People in the north of England were shocked when they thought they saw “crocodiles” just off the Yorkshire coast. The video of the supposed reptiles, which was taken in north Yorkshire seaside town Filey, has been causing a stir since it was first posted on social media site Facebook earlier this month.
According to experts, however, it is “extremely unlikely” that it was the large semi aquatic reptiles that the holidaymakers saw.
Angela Julian, Co-ordinator at Amphibian and Reptile Groups UK, said: “It is extremely unlikely that she has spotted actual living crocodiles in the North Sea - lovely as the idea sounds. Generally they are a tropical riverine or lake taxa and we definitely don’t have any native. They could be other marine creatures including walrus or turtles, or floating debris.”
She added that there is also a possibility that they were plastic crocodiles.
So, just where do crocodiles actually live, how long do they live and what do they eat?
What does the video footage show?
Video footage shared by NationalWorld sister title The Scarborough News captured what appears to be ‘crocodiles’ just off the coastline at Blue Dolphin Caravan Park, between Cayton Bay and Filey.
Sarah Craven filmed the footage whilst out on a walk with her family.
She said: “We took the boys up for a walk on the cliff top when we saw some dolphins jumping in the background.
“Suddenly, my son shouted ‘crocodiles!’. We all looked down and there in front of me were what I thought were two large crocodiles.
“We moved further along the cliff to get a closer look and I started to take pictures and videos. If a closer look is taken you can see the back legs swimming.
“I saw both front legs and back legs with long pointy tails swishing behind, the skin looked bumpy like crocodile or alligator skin. We then noticed a smaller one in between the large ones.”
Where do crocodiles live in the wild?
A total of 18 different extant species of crocodile have been identified, including the American crocodile, the freshwater crocodile, the dwarf crocodile, the Nile crocodile and the saltwater crocodile.
They can all be found in tropical regions of Africa, Asia, Australia and America. They normally live near lakes, rivers, wetlands and even some saltwater regions.
Crocodiles live in tropical climates because they are cold-blooded which means they are unable to generate their own heat.
During colder months, they enter a hibernation-like state of inactivity known as aestivation, which involves slowing down all bodily processes.
Crocodiles also aestivate during long periods of drought. To create a place to hibernate, they dig out a burrow in the side of a riverbank or lake and then settle in to it for a long sleep.
What do crocodiles eat?
Crocodiles are carnivores, and because they can live in both freshwater and saltwater their diet is unique - although what exactly they eat depends on what region they live in.
In the wild, crocodiles eat insects, fish, small frogs, lizards, crustaceans and small mammals.
The larger the crocodile, the larger the prey.
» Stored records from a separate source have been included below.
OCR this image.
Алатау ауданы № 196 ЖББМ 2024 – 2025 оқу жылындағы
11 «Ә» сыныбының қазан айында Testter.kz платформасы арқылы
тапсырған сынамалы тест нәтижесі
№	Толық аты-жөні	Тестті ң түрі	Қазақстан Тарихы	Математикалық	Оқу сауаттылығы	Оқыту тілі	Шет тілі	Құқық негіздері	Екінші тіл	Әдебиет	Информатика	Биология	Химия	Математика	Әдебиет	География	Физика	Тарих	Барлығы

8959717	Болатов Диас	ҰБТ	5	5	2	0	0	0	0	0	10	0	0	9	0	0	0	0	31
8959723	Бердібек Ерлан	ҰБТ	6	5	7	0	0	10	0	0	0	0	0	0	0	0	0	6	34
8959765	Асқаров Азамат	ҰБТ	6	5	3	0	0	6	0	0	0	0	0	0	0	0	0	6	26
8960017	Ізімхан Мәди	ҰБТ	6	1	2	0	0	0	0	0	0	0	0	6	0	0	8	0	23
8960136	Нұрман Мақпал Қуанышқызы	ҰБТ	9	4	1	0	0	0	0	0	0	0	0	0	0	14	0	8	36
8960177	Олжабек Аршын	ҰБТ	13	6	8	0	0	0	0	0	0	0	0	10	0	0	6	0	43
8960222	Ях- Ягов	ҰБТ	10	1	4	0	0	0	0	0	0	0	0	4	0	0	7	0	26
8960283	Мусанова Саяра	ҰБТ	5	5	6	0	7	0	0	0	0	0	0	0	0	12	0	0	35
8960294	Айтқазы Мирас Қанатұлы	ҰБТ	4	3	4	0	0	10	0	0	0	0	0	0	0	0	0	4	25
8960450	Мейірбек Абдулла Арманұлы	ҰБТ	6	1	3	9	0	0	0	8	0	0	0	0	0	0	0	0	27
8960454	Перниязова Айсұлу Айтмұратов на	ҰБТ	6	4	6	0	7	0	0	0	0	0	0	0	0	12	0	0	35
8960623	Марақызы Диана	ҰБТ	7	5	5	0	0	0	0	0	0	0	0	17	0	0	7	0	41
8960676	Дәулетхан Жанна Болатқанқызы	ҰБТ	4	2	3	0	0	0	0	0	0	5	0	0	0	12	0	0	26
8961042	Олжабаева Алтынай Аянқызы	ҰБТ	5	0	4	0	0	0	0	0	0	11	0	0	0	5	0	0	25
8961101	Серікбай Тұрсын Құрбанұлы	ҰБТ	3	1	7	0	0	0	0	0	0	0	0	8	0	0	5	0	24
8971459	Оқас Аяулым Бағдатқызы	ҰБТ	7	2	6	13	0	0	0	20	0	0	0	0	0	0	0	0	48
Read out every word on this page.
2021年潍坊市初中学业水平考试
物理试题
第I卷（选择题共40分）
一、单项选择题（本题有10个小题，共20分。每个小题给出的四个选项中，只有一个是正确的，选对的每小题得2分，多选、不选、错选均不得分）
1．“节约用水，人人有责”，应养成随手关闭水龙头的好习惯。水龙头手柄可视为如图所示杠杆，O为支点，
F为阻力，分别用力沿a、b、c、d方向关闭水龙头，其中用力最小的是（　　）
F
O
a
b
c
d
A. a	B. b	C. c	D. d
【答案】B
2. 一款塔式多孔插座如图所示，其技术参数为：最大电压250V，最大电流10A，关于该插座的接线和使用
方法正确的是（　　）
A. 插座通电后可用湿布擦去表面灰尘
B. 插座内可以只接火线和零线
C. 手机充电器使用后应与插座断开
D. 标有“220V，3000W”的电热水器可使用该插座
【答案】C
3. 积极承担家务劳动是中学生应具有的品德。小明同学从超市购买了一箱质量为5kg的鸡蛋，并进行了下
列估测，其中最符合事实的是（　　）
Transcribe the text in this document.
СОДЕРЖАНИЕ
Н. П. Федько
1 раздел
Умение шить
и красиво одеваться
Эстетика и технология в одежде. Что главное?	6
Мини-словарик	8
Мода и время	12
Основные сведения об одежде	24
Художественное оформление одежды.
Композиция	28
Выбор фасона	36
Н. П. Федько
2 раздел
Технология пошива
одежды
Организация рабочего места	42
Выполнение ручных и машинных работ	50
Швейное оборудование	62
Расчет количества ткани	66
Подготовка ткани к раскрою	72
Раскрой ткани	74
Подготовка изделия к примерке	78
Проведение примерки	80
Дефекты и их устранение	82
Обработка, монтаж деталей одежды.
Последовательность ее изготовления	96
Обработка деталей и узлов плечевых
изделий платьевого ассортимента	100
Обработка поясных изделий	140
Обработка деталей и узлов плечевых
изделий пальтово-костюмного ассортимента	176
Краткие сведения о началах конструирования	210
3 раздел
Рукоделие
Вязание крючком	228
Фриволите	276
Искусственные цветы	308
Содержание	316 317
The saltwater crocodiles have even been known to eat large wildebeest.
Crocodiles are also opportunistic predators, but they enjoy eating fish, birds, turtles, frogs, snakes, wild boar, wildebeest, sharks, crustaceans such as crabs, deer or other small hoofed mammals and baby elephants or rhinos.
Crocodiles have also been known to kill humans, and again the larger the crocodile - and the smaller the human - the bigger the threat.
How long do crocodiles live?
All crocodile species have an average lifespan of at least 30 to 40 years, and in the case of larger species they can even live for an average of 60 to 70 years. The oldest crocodiles appear to be the largest species.
How are crocodiles different to alligators?
Crocodiles and alligators are similar in their appearance, but they actually belong to separate biological families.
There are also actually numerous physical characteristics that are different between them. For example, a crocodile’s jaw is V-shaped while an alligator’s jaw is U-shaped. In addition, crocodiles’ teeth stick up over their upper lip when their mouths are closed, whereas alligators’ teeth do not.
Another difference between alligators and crocodiles is that crocodiles have salt glands on their tongues which help them to live their life in salt water. Alligators, however, prefer to live in freshwater areas because they do not have the ability to secrete excess salt through the tongue glands.
Crocodiles are also larger and fully-grown creatures will be up to a metre longer than even large alligators. In addition, crocodiles are lighter in colour than alligators.